I have lost count in how many occasions I have recommended to start all performance tuning activities by setting goals and measuring baseline instead of tuning random bits in your source code. In the current post I will give you a counterexample about what just happened.
We have been revamping our own internal monitoring tooling to make sure our production deployment is fast and error-free. For this we have rebuilt our logging solutions and monitoring tooling which now among other things includes bunch of Logstash services aggregating logs to central log management solution and a Grafana – Kibana combo to make sense of the logs.
Last week we were finally ready to ship the new monitoring solution to production. Immediately we started receiving data about how (badly) some of our public services behaved. For example, acquiring the list of JVMs Plumbr is monitoring was one of the operations whose performance was not satisfactory for us:
As seen from the above, 10% of the queries to /jvms URL were taking multiple seconds to complete. This was clearly violating the SLA we had set for this particular operation.
Completely in parallel to surfacing this data from our monitoring solution, our product owner had entered a bug in our issue tracker complaining about that a list of JVMs for a particular customer with 25 different JVMs taking “forever” to render. The forever was in reality seven seconds, but important is that the problem was actually having effect for real users and was reported by real users as well.

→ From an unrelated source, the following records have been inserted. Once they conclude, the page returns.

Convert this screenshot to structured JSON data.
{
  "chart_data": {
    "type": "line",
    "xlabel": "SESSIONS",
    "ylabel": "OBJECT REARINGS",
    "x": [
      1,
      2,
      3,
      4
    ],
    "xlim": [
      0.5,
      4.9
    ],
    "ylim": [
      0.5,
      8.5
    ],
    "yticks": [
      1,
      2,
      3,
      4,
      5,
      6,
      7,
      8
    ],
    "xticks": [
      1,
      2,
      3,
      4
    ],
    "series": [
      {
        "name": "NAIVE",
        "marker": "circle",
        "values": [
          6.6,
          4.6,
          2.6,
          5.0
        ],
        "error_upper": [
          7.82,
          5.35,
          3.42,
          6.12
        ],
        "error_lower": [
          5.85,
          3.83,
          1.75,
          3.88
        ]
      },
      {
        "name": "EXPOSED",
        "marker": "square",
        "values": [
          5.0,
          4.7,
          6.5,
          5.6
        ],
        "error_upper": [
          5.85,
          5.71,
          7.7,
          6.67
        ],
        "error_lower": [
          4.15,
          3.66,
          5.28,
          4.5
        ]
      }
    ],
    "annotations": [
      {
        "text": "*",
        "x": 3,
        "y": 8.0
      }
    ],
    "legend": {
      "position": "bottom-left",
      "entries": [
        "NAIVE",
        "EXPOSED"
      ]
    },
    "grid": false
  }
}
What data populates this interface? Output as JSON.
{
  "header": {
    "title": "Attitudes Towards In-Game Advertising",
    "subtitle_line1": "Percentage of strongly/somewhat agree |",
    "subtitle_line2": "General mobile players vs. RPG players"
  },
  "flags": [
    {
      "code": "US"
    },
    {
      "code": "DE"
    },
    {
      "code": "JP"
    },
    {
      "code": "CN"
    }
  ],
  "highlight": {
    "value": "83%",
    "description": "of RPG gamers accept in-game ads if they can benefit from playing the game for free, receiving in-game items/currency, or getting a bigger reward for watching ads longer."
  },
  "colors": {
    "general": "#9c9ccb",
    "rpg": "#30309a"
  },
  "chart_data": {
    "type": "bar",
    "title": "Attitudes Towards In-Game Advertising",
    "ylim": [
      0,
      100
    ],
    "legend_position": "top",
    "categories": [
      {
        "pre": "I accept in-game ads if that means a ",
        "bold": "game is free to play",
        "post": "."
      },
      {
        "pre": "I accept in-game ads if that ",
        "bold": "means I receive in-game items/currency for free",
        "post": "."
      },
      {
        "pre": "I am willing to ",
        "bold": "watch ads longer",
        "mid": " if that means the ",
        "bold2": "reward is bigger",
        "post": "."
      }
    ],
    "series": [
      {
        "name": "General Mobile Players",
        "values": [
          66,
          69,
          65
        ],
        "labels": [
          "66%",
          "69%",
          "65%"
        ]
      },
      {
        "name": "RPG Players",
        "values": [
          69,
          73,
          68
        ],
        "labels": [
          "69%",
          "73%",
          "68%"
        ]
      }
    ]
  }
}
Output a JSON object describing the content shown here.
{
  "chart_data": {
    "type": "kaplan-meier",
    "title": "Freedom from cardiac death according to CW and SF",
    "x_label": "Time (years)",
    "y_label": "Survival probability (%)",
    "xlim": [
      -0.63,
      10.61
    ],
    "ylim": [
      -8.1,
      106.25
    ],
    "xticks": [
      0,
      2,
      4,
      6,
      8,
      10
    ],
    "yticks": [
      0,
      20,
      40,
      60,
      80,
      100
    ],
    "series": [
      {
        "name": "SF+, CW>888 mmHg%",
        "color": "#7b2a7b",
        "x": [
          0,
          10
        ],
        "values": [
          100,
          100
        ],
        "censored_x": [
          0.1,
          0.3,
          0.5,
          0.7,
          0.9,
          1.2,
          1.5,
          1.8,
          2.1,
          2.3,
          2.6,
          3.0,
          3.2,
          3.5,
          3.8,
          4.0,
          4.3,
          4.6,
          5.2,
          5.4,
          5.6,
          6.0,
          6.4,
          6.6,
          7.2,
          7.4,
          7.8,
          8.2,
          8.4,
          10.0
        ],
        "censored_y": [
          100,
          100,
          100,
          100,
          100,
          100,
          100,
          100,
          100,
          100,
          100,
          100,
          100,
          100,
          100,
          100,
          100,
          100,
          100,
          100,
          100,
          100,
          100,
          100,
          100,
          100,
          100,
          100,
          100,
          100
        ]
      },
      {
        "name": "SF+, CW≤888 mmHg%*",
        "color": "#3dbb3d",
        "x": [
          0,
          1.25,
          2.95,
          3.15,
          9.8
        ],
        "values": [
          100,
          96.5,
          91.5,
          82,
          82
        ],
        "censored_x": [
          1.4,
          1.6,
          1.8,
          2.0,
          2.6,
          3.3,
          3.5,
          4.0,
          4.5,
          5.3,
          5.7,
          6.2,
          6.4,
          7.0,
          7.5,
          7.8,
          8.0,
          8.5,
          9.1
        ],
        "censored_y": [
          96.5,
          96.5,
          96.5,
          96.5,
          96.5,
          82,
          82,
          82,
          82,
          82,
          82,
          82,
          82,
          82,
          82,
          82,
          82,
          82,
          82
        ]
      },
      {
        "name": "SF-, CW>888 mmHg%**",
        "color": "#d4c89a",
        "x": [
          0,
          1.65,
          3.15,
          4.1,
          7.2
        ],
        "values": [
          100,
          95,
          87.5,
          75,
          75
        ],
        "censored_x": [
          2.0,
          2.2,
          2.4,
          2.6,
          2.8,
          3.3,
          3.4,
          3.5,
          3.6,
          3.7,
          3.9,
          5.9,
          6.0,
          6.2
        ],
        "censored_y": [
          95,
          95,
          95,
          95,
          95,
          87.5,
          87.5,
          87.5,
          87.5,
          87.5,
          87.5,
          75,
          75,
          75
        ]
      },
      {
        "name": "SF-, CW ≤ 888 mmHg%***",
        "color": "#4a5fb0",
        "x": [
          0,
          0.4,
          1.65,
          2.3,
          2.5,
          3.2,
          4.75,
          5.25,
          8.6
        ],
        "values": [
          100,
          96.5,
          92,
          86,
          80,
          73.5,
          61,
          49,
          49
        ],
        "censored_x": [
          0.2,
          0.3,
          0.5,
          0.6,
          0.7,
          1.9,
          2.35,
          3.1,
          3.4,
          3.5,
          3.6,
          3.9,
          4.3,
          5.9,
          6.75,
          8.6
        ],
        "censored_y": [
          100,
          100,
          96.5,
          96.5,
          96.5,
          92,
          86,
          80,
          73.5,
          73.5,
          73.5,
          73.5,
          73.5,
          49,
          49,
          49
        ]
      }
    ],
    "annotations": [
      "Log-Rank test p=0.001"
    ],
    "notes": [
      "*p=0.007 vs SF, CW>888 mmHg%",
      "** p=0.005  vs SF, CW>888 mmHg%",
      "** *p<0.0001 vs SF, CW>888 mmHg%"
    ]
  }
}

As a next parallel activity, one of the engineers while implementing a completely non-related functionality stumbled upon a poorly designed query. Exact details are not too relevant, but what was once a simple query had over time evolved to what was now yet another example of the N+1 query problem in action. He had introduced the problem to me and had a permit to rewrite the design. By accident, the query in question was the very same query fetching the list of JVMs.
Today, on our regular monitoring review, we spotted a sudden drop in the execution times for this operation as seen from the following chart. What used to look like multi-second operations was now reduced to couple of hundred of milliseconds:
First reaction to this data was “great, the optimization our engineer took is clearly working, look at this 10x drop in response times”. Proud of this, we summoned the engineer in question to the meeting to give him feedback and pat on his back showing him the impact of his work.
When we explained the chart to the engineer, he just sat there, silent and confused. Five more minutes of confusion and embarrassment later it became apparent that the change he had built the optimization into has not yet even merged to the production branch and there is no way this performance improvement is related to his work.
This was now super awkward in many ways. We had a clear sign of performance improvement in place and no idea why it had happened. The doubt went to the level where we suspected that the functionality has to be broken, but numerous checks to the service demonstrated it was behaving exactly as it was supposed to be.
And then it struck me. Yesterday I was dealing with some data integrity issues and discovered a missing foreign key in our storage. I had added the key and an index to it. Checking the continuous integration logs revealed that this change had been propagated to production exactly when this performance improvement appeared. So we had found the actual reason for this change in response times.
And still, here I stand, feeling a mix of surprise and embarrassment. On one hand – it is awesome that we managed to patch a performance problem before the impact even became fully evident. On the other hand, the whole situation is contradicting my core beliefs where I always say “measure, do not guess”. Considering that actions speak louder than words, I have now some food for thought.